4. Но мало того, что Софокл оградил своего Филоктета от презрения; он искусно предотвратил и все другие нарекания, которые можно было выдвинуть против него, исходя из вышеупомянутых замечаний англичанина. Ибо, если мы не всегда презираем человека, кричащего от физической боли, бесспорно, однако, что мы можем не чувствовать к нему сострадания в той степени, какой, по-видимому, требует он своим криком. Как же должны вести себя окружающие, видя кричащего Филоктета? Должно ли их так сильно потрясать его отчаяние? Но это было бы неестественно. Должны ли они казаться холодными или смущенными, как это и бывает в действительности при подобных обстоятельствах? Но это показалось бы зрителям ужасным диссонансом. Как уже, однако, сказано, Софокл сумел предотвратить и это, наделив окружающих Филоктета своими собственными интересами.

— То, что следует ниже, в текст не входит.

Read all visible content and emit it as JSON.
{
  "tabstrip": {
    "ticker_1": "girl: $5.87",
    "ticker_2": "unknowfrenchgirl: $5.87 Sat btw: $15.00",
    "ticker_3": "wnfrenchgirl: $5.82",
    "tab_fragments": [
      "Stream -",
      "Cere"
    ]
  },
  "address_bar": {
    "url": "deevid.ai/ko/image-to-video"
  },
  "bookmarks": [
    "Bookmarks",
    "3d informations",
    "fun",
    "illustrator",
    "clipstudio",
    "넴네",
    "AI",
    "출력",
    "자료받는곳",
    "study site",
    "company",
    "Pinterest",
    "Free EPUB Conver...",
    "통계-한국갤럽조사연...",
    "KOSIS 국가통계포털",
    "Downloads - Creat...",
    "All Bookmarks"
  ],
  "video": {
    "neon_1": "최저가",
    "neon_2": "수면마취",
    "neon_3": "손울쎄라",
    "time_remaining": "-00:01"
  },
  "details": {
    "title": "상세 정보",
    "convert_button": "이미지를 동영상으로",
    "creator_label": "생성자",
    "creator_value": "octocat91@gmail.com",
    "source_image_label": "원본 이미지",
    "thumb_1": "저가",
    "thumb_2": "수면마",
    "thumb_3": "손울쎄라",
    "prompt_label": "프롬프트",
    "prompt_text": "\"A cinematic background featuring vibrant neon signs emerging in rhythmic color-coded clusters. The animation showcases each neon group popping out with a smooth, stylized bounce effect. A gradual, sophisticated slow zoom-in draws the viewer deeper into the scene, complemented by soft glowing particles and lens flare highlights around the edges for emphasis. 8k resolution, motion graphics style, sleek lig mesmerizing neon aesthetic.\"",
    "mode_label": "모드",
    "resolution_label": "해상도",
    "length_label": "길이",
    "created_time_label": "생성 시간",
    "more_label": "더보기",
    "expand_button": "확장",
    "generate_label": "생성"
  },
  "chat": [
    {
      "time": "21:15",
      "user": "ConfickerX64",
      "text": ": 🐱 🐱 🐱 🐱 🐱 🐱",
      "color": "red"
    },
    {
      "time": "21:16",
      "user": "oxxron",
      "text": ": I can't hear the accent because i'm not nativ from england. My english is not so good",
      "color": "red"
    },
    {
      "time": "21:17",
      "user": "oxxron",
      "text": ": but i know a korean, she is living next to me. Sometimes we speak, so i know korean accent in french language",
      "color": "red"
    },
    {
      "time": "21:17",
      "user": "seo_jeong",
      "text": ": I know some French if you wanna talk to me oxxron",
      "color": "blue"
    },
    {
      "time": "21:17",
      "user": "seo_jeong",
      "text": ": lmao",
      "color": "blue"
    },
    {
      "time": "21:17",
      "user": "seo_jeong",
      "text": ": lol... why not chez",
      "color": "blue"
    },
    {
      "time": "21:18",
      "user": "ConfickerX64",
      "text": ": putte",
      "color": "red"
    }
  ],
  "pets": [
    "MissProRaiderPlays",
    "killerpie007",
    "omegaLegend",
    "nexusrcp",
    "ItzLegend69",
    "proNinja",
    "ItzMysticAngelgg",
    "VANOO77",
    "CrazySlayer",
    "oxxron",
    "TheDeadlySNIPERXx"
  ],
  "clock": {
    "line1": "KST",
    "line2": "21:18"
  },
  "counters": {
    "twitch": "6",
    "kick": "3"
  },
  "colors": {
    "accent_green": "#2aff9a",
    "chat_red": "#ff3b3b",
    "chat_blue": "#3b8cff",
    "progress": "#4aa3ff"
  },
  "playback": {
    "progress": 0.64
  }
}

А потому то впечатление, которое производит на них крик Филоктета, не есть единственное, что их занимает, и зритель обращает внимание не столько на то, соответствует ли их сочувствие крикам, сколько на изменения, которые это сочувствие (слабо оно или сильно) производит или должно было бы производить в их собственных чувствах и намерениях. Неоптолем и хор обманули несчастного Филоктета, и они понимают, какое глубокое отчаяние должен был вызвать в нем их обман. Теперь на их глазах он подвергается страшному припадку физической боли. Если этот припадок и не может их соответственно потрясти, он все-таки должен их заставить одуматься, проникнуться уважением к таким сильным страданиям и не обострять их новым предательством. Зритель ожидает всего этого, и благородный Неоптолем не обманывает его ожиданий.
Если бы страдающий Филоктет был в силах владеть собой, он бы не мог заставить Неоптолема бросить притворство; Филоктет же, которого боль делает не способным ни к какому притворству, хотя это и крайне необходимо ему, чтобы не допустить своих будущих спутников раскаяться слишком скоро в своем обещании взять его с собой, – Филоктет, являющийся олицетворением естественности, возвращает также и Неоптолему его природное благородство. Это обращение Неоптолема превосходно и кажется тем трогательнее, что причина его – простая человечность. У французов здесь опять появляется на сцену любовь29. Но я не хочу более думать об этой пародии. Такой же прием, а именно: сочетание в окружающих сострадания, возбуждаемого криком от физической боли, с их собственными – иного типа – аффектами употребил Софокл и в своих «Трахинеянках». Боль Геракла не есть боль обессиливающая, она возбуждает в нем только бешенство и жажду мести. В порыве этого бешенства он схватывает Лихаса и разбивает его о скалы. Хор здесь женский – тем естественнее его страх и отвращение. Этот страх и ожидание – придет ли бог на помощь Гераклу, или Геракл погибнет под тяжестью страданий – составляют здесь главный интерес, на который сострадание накладывает лишь слабый оттенок. Как только исход дела возвещается оракулом, Геракл успокаивается, и удивление его перед собственной последней решимостью занимает место всех других переживаний. Не нужно, впрочем, вообще забывать при сравнении страдающего Геракла со страдающим Филоктетом, что первый – полубог, а второй – простой смертный. Человеку нечего стыдиться жалоб; полубогу же стыдно, когда в нем человеческое начало берет настолько верх над божественным, что заставляет его плакать и стонать, как девицу30. Мы, люди нового времени, не верим в полубогов, но требуем, чтобы ничтожнейший герой чувствовал и действовал как полубог.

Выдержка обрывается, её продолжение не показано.